In the fitness community, lactic acid (LA) has constantly been viewed as a toxin created during exercise that is the source of delayed onset muscle soreness (DOMS). Athletes and gym goers have developed numerous strategies over the decades to help rid their bodies of this “toxic” element in an attempt to have better recovery from their workouts. Common examples of this include varieties of cool downs, ice and heat therapies, various types of massage, increased hydration and countless others. The reality is the body is constantly producing lactate, not lactic acid, at any given moment and for the most part we are able to use this molecule for a variety of purposes. Lactate is converted to LA to maintain pH balance when exercise intensity is too high to sustain aerobically (McArdle, Katch, & Katch, 2015).
What is lactate?
Lactate is one potential end product of our anaerobic energy pathway. When we burn sugar for energy there are two potential outcomes. The first is the end product pyruvate which is shuttled into the aerobic pathway and will help generate more energy later on. The second option occurs when the aerobic pathway is taxed and there is no room for this end product when it is created. It has to go somewhere so the body instead converts pyruvate into lactate (McArdle et al., 2015). Lactate is present in our bodies at all levels of activity, even rest, however is generally cleared as fast as it is created. As exercise intensity increases beyond our ability to sustain, lactate begins to accumulate (Carlsson et al., 2016). This accumulation is what leads us to both increase our heart rate and respiratory rate in an attempt to supply the muscles with needed energy sources (Larson, 2006).
Is lactate a toxin?
Lactate is not a toxin. It is responsible for helping to alleviate the burn felt in muscles during exertion (the result of accumulating hydrogen protons). If lactate can’t keep up a decline in muscle performance will occur (Baechle & Earle, 2008). The body will attempt to use lactate by either converting it back to energy or clearing it from the area by mobilizing it to other tissues. When exercise is too intense or long in duration lactate will accumulate to a point called the onset of blood lactate (OBLA) leading to eventual declines in force generation and performance until the levels decrease. Lactate does not linger in the tissues for long post exercise with almost complete restoration of levels, even after maximal exertion, within 1-2 hours (Speakman & Selman, 2004). Because of this, lactate accumulation is not responsible for delayed onset muscle soreness (DOMS). Any post exercise strategies to help clear lactate, if they are engaged in beyond that 1-2 hour time frame, will be ineffective. DOMS is most likely the result of muscle microtears and localized inflammation leading to local nerve sensitization (Nelson, 2013).
What happens to lactate?
Certain muscle fiber types (type II) are able to convert lactate right back into usable energy. These fibers use mostly sugar for their energy source and as such have evolved to be quite good at both creating and converting lactate. If the tissues are unable to convert lactate due to high energy demand, lactate travels to the liver where it is converted back to glucose through the Cori Cycle or removed from the blood stream through the kidneys. When work demand decreases the accumulated lactate can immediately begin converting into energy or resynthesized back to glucose (McArdle et al., 2015).
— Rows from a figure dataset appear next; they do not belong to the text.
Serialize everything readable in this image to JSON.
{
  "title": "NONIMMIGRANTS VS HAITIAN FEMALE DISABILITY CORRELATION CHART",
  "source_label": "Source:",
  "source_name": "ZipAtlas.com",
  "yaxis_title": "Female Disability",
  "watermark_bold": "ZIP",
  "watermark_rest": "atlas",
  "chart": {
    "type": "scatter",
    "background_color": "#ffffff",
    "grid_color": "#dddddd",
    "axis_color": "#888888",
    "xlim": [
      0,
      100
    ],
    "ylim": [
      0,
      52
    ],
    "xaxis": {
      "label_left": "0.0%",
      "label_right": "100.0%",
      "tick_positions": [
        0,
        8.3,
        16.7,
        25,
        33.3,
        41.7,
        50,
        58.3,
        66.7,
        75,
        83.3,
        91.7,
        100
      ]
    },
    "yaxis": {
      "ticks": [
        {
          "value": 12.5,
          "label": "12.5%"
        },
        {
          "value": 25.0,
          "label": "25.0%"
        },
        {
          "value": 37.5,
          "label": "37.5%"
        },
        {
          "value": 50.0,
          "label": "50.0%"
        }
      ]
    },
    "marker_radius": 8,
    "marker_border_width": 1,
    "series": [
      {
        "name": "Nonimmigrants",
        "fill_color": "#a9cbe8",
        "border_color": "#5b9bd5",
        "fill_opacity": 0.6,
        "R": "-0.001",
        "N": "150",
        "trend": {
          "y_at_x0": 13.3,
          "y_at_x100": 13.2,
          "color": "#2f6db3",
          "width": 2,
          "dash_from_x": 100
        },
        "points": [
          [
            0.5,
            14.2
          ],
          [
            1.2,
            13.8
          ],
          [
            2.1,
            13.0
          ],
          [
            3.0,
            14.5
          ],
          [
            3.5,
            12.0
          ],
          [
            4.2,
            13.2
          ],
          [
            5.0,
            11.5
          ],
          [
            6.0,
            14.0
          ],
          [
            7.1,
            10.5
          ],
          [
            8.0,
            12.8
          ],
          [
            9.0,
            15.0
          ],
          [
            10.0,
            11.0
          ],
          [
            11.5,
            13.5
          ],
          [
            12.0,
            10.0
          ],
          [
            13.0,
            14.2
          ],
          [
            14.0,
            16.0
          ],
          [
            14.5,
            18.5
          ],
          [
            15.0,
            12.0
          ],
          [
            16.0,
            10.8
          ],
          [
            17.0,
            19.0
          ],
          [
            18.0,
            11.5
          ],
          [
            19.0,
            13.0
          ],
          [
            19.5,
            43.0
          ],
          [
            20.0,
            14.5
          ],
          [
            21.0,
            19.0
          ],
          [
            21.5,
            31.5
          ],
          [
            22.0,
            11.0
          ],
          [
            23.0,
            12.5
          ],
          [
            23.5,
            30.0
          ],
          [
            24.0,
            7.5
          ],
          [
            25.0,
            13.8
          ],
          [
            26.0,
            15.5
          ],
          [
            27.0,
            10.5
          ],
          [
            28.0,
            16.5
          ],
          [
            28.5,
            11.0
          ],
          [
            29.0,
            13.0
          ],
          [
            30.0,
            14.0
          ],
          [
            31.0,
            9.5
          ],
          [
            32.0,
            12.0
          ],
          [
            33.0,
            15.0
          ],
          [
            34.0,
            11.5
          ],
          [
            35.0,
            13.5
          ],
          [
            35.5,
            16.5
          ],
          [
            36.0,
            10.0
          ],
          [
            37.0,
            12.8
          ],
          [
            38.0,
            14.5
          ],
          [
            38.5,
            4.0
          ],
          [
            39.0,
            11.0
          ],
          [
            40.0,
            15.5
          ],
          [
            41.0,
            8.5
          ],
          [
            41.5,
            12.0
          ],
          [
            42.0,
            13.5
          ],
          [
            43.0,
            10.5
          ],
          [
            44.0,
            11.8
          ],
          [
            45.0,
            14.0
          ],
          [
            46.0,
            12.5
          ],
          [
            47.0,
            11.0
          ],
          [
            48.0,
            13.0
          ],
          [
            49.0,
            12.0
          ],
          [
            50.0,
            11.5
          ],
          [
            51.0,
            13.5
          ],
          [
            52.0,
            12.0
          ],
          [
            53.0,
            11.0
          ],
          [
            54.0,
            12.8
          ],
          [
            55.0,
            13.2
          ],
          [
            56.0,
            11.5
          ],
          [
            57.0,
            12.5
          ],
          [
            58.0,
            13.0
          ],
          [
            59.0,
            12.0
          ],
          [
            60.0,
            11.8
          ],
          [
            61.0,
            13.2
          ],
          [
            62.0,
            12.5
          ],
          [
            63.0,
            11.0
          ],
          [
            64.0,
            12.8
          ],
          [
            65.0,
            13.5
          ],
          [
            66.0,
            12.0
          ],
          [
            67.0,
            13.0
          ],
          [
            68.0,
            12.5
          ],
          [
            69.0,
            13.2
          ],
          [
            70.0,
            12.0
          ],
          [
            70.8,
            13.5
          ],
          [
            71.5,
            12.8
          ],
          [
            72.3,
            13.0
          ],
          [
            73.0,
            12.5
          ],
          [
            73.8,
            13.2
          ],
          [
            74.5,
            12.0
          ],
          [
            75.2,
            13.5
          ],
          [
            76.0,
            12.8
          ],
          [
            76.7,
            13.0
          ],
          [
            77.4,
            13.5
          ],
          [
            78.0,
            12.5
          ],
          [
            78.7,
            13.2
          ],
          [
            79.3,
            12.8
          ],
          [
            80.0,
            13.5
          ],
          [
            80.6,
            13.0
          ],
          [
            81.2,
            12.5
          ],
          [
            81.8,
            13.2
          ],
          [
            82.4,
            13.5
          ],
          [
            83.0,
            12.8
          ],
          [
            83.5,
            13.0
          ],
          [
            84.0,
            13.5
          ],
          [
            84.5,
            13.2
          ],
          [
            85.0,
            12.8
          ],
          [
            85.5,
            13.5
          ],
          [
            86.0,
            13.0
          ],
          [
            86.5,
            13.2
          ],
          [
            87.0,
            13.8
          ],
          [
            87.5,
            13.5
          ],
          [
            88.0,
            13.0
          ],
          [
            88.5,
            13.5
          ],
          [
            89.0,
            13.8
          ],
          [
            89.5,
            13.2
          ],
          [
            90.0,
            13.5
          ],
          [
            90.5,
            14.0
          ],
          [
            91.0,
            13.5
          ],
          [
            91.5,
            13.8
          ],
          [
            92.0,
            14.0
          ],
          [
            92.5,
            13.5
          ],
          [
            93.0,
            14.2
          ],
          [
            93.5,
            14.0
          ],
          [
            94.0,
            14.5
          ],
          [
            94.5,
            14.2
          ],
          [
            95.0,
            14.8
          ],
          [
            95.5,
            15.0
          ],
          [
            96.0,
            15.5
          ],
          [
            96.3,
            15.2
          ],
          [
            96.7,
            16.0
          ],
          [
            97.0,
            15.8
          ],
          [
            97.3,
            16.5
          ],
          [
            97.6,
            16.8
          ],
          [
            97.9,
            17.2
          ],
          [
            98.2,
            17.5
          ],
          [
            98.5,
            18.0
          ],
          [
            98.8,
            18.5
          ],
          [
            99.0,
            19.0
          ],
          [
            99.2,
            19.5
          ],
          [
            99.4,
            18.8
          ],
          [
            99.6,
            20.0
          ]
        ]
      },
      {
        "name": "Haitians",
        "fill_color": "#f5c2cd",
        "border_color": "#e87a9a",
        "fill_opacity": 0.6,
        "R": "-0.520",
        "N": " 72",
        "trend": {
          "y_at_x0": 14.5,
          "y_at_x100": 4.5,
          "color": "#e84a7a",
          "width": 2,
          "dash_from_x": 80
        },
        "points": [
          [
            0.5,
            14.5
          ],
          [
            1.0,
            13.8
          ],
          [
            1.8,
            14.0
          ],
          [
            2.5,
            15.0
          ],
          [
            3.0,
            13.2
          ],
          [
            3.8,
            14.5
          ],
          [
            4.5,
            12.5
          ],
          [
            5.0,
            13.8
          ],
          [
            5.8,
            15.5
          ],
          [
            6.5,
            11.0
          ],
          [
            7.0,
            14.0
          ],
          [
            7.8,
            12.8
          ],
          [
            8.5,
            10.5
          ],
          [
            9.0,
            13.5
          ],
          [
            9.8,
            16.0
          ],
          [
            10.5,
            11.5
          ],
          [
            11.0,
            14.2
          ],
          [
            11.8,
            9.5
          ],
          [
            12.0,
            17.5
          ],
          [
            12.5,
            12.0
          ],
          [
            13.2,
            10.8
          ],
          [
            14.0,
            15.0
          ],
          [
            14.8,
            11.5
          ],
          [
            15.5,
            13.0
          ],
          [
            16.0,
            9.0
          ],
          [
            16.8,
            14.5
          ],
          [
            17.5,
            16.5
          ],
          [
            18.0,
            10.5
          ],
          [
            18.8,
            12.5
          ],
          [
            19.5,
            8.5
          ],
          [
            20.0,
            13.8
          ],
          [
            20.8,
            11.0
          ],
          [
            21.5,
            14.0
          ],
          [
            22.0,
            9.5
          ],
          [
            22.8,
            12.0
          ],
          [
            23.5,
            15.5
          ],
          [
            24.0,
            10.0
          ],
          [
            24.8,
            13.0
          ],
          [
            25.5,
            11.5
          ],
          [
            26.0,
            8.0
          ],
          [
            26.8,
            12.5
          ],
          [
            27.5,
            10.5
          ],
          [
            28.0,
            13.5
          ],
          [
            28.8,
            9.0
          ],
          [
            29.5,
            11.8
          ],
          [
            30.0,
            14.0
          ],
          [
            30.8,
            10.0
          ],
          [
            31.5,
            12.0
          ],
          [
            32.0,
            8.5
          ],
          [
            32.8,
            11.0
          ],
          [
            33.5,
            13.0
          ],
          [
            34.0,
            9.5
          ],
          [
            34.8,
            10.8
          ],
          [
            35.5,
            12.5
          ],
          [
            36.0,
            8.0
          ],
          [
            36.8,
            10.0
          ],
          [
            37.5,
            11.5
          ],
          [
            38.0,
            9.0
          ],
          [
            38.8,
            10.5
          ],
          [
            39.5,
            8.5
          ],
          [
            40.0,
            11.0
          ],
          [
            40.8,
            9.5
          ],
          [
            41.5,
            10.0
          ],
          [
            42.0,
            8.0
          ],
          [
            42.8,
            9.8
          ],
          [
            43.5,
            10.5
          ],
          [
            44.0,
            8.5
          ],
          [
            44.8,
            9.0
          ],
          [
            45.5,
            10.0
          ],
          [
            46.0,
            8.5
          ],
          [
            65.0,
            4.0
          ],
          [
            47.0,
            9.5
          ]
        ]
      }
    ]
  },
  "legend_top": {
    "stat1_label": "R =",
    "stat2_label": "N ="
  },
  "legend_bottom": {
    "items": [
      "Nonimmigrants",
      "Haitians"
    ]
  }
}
Baechle, T., & Earle, R. (2008). Essentials of Strength and Training and Conditioning (3rd ed.). Champaign, Il: Human Kinetics.
Carlsson, M., Carlsson, T., Wedholm, L., Nilsson, M., Malm, C., & Tonkonogi, M. (2016). Physiological Demands of Competitive Sprint and Distance Performance in Elite Female Cross-Country Skiing. Journal of Strength and Conditioning Research, 30(8), 2138–2144. https://doi.org/10.1519/JSC.0000000000001327
Larson, A. (2006). Vatiations in Heart Rate at Blood Lactate Threshold due to Exercise Mode in Elite Cross-Country Skiers. Journal of Strength and Conditioning Research, 20(4), 855–860.
McArdle, W., Katch, F., & Katch, V. (2015). Exercise Physiology (8th ed.). Baltimore, MD: Wolters Kluwer.